A critique of some data and an alarmist conclusion base on it regarding e-discovery cost tracking

Enterprise Strategy Group (ESG) recently surveyed 48 law departments (about a quarter of the respondents were general counsel) representing midmarket organizations (500 to 999 employees, 17%), larger companies (1,000 to 2,499 employees, 10%) and enterprise-class (2,500 employees or more, the remainder).

ESG was dismayed to find that in 2010 almost two out of three of those law departments did not “track e-discovery related expenses (i.e., document review fees, outside counsel fees, technology investments, etc.).” Perhaps they should be less surprised given who responded and the size of many of the companies – and thus their volume of lawsuits that justify tracking discovery expenses.

One out of three respondents was in a company with less than $1 billion of revenue, which would suggest less than four or five lawyers. Indeed, one quarter of the law departments had 1-10 total employees and a third had 11-24, which translates typically into 5 to 13 lawyers. Since it is fairly common to have one-to-two lawyers per 1,000 employees, even the largest midmarket respondents might have only a single lawyer (See my post of Dec. 2, 2010: lawyers per thousand employees.).

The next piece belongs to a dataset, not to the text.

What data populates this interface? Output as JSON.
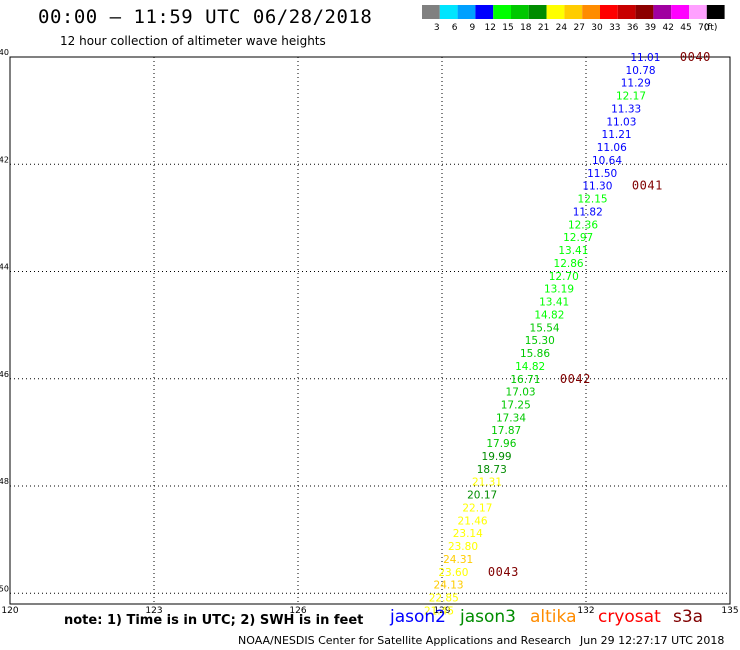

Smaller companies may have very little litigation, let alone of enough documentary bulk to require much e-discovery management, and thus no need to drill down to a component cost of it. In short, is the sample large enough of knowledgeable participants and litigation-intensive companies to draw a responsible conclusion about what spending information is tracked?

The report adds a methodological point not usually included in survey results: “After filtering out unqualified respondents, removing duplicate responses, and screening the remaining completed responses (on a number of criteria) for data integrity, we were left with a final total sample of 48 general counsel, attorneys and legal department executives.” I applaud the quality control, some form of which all benchmark surveys should apply, but wish there were more transparency regarding how they assessed “data integrity.”